Logotype for Independence Realty Trust Inc

Independence Realty Trust (IRT) Q2 2025 earnings summary

Event summary combining transcript, slides, and related documents.

Logotype for Independence Realty Trust Inc

Q2 2025 earnings summary

3 Nov, 2025

Executive summary

  • Q2 2025 results met expectations, with stable occupancy, strong retention, and modest blended rent growth as expense savings offset softer revenue growth; same-store NOI rose 2% year-over-year.

  • Portfolio expanded to 113 multifamily properties (33,175 units) as of June 30, 2025, including new acquisitions in Indianapolis and Orlando, and one property under development in Denver.

  • Completed 454 value-add renovations in Q2, achieving a 16.2%–16.5% ROI; renovation completions for the year are expected to be about 650 fewer than planned but remain above 2024 levels.

  • Identified three assets for sale in Q4 and are under contract to acquire two Orlando communities for $155 million, with a strong acquisition pipeline and $315 million in additional acquisitions expected before year-end.

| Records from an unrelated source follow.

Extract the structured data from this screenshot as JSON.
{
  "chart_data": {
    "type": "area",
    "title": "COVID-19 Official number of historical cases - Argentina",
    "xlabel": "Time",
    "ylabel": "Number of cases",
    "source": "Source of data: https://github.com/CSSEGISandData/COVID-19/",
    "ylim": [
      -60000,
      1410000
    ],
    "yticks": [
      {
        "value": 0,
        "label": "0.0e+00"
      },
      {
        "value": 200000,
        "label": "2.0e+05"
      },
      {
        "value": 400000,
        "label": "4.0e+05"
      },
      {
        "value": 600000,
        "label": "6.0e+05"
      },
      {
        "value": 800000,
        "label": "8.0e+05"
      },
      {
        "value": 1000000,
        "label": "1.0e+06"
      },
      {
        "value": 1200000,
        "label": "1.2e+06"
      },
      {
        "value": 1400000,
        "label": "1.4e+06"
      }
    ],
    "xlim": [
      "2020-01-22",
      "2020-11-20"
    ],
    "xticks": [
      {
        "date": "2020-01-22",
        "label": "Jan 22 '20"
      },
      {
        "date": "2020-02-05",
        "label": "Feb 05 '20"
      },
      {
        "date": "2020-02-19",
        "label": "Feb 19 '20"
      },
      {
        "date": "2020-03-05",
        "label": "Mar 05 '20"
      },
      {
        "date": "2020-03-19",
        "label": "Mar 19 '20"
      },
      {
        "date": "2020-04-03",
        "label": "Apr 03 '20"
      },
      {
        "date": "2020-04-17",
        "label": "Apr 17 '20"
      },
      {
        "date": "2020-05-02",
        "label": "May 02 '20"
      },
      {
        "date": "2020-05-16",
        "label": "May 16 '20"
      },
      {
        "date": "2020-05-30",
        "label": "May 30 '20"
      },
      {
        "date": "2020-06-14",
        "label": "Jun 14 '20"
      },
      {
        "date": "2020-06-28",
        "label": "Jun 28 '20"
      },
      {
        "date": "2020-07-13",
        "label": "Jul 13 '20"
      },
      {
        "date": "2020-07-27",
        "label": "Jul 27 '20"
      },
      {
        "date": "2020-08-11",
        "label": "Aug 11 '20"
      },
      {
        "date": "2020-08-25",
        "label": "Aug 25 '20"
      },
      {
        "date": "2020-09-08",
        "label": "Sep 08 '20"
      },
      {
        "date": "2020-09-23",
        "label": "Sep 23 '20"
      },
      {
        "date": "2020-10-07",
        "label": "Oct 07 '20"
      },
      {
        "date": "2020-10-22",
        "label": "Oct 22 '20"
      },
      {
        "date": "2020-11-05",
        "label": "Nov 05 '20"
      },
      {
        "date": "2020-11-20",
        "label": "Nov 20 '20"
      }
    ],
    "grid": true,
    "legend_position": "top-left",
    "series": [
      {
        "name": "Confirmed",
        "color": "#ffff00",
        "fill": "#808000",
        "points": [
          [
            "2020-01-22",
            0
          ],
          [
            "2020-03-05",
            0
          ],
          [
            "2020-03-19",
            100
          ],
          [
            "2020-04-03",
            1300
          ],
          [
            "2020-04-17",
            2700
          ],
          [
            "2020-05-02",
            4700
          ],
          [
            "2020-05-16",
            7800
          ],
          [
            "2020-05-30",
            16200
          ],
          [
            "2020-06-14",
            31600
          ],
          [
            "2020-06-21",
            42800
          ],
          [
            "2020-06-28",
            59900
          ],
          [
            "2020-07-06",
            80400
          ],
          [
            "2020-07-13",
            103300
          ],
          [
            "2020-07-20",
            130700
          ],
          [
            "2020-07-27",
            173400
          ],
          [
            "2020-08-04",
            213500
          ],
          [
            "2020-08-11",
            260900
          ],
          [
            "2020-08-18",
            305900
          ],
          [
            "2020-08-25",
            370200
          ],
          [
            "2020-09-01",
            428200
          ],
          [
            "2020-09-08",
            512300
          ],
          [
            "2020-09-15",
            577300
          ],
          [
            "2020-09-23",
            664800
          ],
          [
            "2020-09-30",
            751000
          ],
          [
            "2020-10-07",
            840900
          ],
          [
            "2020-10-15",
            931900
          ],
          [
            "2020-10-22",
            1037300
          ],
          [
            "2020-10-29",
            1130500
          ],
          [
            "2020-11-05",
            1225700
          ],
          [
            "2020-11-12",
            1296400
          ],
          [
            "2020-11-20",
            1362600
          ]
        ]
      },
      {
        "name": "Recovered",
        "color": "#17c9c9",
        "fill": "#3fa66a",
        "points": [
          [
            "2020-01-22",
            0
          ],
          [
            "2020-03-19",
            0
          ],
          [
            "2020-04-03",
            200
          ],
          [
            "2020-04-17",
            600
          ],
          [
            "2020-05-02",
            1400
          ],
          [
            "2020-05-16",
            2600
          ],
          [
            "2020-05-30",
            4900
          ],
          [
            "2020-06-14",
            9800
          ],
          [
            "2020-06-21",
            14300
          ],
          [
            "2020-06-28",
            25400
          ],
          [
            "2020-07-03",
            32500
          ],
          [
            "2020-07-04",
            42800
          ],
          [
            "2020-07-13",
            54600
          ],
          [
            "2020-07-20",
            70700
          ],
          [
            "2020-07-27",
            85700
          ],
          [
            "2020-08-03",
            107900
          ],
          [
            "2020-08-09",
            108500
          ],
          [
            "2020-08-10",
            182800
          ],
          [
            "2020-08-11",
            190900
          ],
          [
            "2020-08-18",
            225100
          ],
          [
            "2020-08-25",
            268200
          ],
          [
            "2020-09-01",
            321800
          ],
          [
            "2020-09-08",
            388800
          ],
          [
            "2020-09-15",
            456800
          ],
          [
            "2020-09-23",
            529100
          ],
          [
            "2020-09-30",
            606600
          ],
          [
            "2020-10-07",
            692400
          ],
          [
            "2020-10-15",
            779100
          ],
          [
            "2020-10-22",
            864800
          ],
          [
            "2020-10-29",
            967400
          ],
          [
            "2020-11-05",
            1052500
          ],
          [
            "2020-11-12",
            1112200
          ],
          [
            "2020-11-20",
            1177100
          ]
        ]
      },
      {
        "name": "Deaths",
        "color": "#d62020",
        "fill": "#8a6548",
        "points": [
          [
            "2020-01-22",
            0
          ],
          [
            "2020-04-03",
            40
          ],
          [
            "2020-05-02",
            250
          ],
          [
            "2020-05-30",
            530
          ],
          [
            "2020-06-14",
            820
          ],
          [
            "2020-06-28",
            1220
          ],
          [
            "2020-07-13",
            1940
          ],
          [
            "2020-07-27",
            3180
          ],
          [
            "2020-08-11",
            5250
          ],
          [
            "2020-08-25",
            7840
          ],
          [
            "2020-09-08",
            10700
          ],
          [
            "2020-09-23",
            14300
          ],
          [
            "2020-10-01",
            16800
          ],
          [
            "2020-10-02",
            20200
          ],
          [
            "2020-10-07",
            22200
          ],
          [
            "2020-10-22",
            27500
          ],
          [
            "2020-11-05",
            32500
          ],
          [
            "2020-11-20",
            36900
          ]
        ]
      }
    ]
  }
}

  • Market supply growth is expected to slow significantly in 2026, setting up for a stronger leasing environment as demand remains robust.

Financial highlights

  • Core FFO/CFFO per share was $0.28 in Q2 2025, up from $0.27 in Q1; same-store NOI grew 2% year-over-year, driven by a 1% revenue increase and a 60 bps decrease in operating expenses.

  • Q2 2025 net income was $8.2 million, down from $10.6 million in Q2 2024; total revenue for Q2 2025 was $162.2 million, up 2.4% year-over-year.

  • NOI margin improved to 62.4% in Q2 2025 from 61.8% in Q2 2024.

  • Average occupancy increased by 10 bps to 95.3%, effective monthly rents rose 90 bps to $1,582, and bad debt improved by 20 bps year-over-year.

  • Joint venture asset sales generated $31 million in cash and a $10.4 million gain, to be excluded from core FFO.

Outlook and guidance

  • Full-year 2025 same-store revenue growth is now expected at 1.5%–1.9%, a 90 bps reduction at the midpoint, mainly due to lower new lease growth.

  • New lease growth for 2025 is forecasted at -3.4%, with renewal rental increases at 3.5% and blended rent growth at 50 bps.

  • Acquisition volume guidance raised to $315 million; disposition volume guidance at $299 million.

  • Average occupancy is projected at 95.7% for H2 2025, with bad debt at 1.3% of revenue and other income up 2.7% over H2 2024.

  • Controllable expenses are estimated to grow 1.9% (down 190 bps from prior guidance), and non-controllable expenses are expected to decline by 40 bps, aided by an 18% reduction in property insurance premiums.